Since that time, several changes have taken place. A committee of five now oversee the awards selection process (this includes Editor-In-Chief Sherry Eaker, cabaret critics Roy Sander and John Hoglund, and comedy columnists Donna Coe and Amelia David being called upon for consultation in the standup comedy categories), and the ceremony has shifted homes from the Ballroom (now the home of Catch A Rising Star on West 28th Street) to the Supper Club (at the old Edison Theater). However, the Bistros have retained Bob Harrington's tradition of never awarding an individual in the same category more than once. (Artists may receive awards in several different categories over the course of their career).

And as usual, not every spectator agreed with every choice on the part of the selection committee. There were, of course, those for whom all present could be ecstatically happy; Jeff Macauley was a shoe-in for his delectable "MWAH! The Dinah Shore Show" (Outstanding Theme Show) at Eighty Eight's last season. Jane A. Johnston (Outstanding Vocalist), who was nothing less than a total wow at Danny's last autumn, continued her history of outstanding performance on stage at the Supper Club. And, in turns too marvelous to mention in detail, Audrey Morris (Outstanding Singer/Instrumentalist), Christian Nova (Outstanding Recording), Elena Bennett (Outstanding Vocalist), Joyce Breach (Outstanding Recording), Jim David (Outstanding Comedy Performer), and a newly-slim (and AMAZING-looking) Jeanne MacDonald were nothing short of splendid. None of these, however, measured up to the genius that IS vocal group Minimum Wage (Outstanding Musical Comedy), featuring Jeff LaGreca, Charlie LaGreca, Sean Harris and the superb Brian Chenoweth, or the show's crowning highlight, an appearance by Georga Osborne (Outstanding Musical Comedy).

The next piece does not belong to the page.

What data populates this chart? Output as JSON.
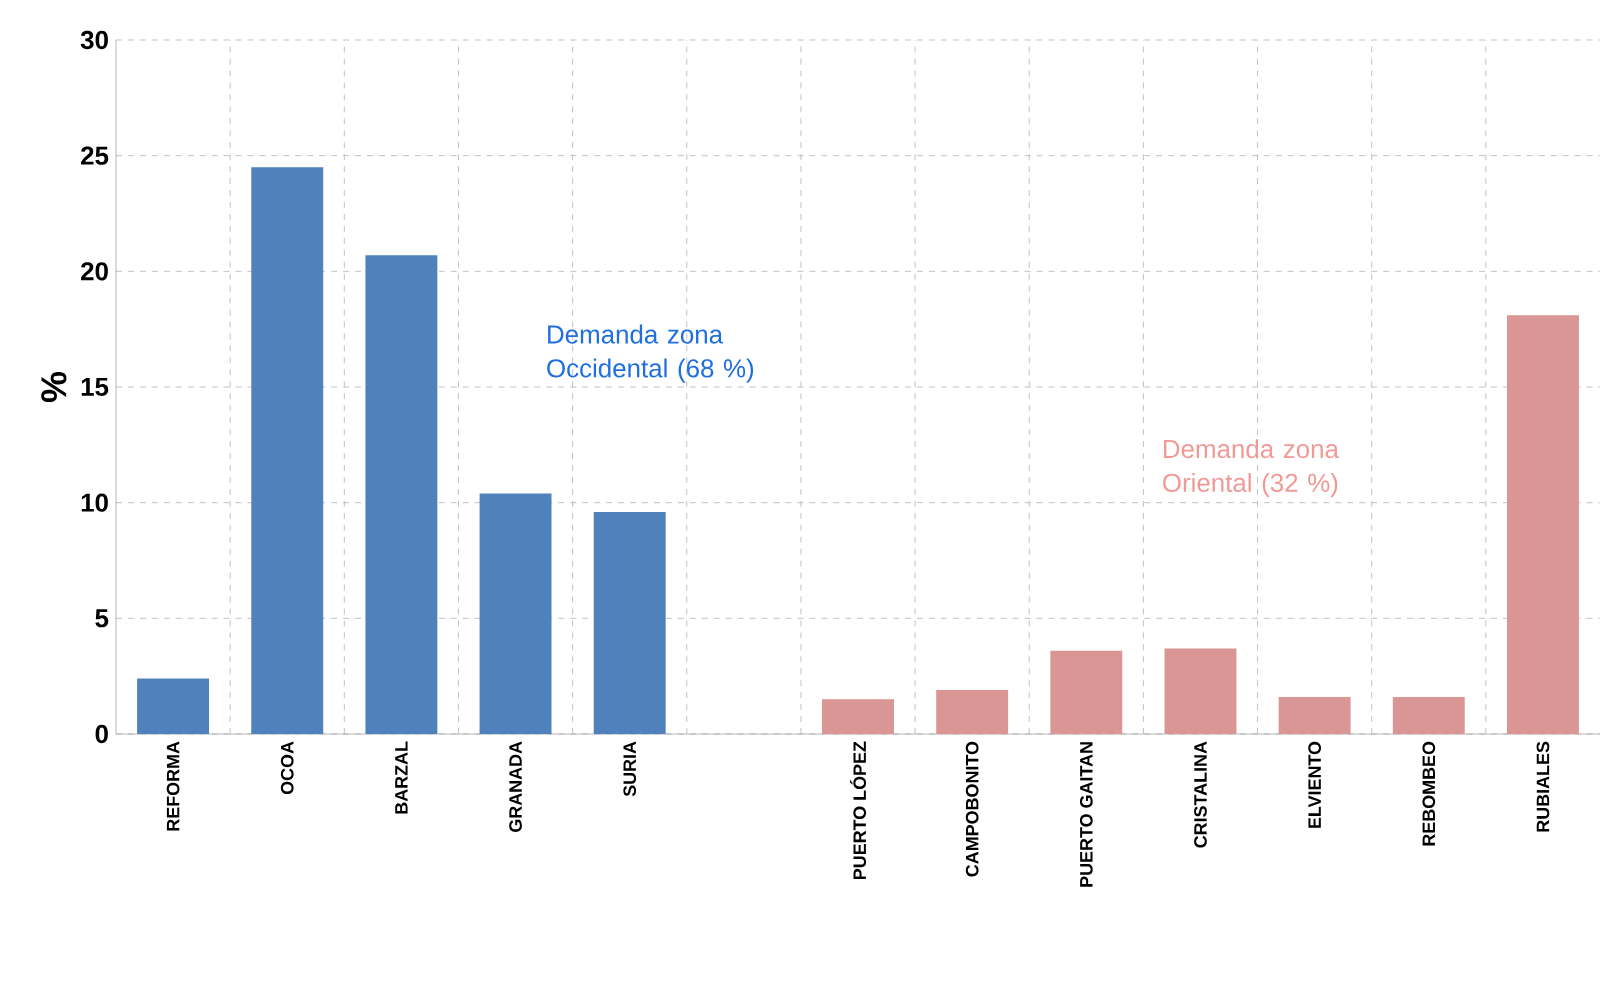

Then, of course, were those individuals whose selection for award receipt was simply baffling. At the indisputable top of this list is the cast (and all others involved) with "Heartbeat It's A Lovebeat", who presented the bubblegum anthems "Sugar, Sugar" and "Make Your Own Kind Of Music" along with choreography so unsyncopated that one more flub might have qualified it for performance art...barely. Rob Maitner did a fine performance job, and Mark Cannistraro provided visibly perfect direction, on "I Don't Want To Be The President", tho' Eric Lane Barnes' music and lyrics frequently missed the mark in the presentation from "Fairy Tales" at the Duplex. But one of the most miserable moments of the evening came in the unfortunate guise of Richard Skipper as Carol Channing (Dolly, won't you ever go away, again?). One might forgive Skipper, and then only might, if he didn't use his talents to make a name impersonating the singularly most imitatable personality the entertainment world has ever produced. The other was Mark Nadler's vomitously deliberate upstaging of the divine KT Sullivan while accompanying the lady. In addition, though a video portion showing the formidable talents of Tommy Femia (Outstanding Impersonation) went off without a hitch, clips of Judi Connelli and David Campbell weren't quite so lucky, and made all the more painful by a microphone through which we could barely hear Portia Nelson's lovely speech about both artists.

Comedian Jeff Ross MC'd in a style for which not enough superlatives can ever exist (and, in fact, the presenters of the Bistro Awards absolutely have the consummate permanent MC in Ross should they decide to keep him in a position for which he could have been born), and Marcia Lewis' receipt of the Bob Harrington Lifetime Achievement Award provided a perfect climax to the festivities (even if it meant having to gaze upon the regrettable countenance of Donald Smith, who brought the Broadway legend on stage with the dullest speech this side of a wake).

In any case, the Back Stage Bistro Awards continue to be one of THE reasons to venture out during a cabaret season, if simply to see some of the very best of today's popular artists in the medium. I know I'll be there for ceremony number fourteen, next spring. See you there!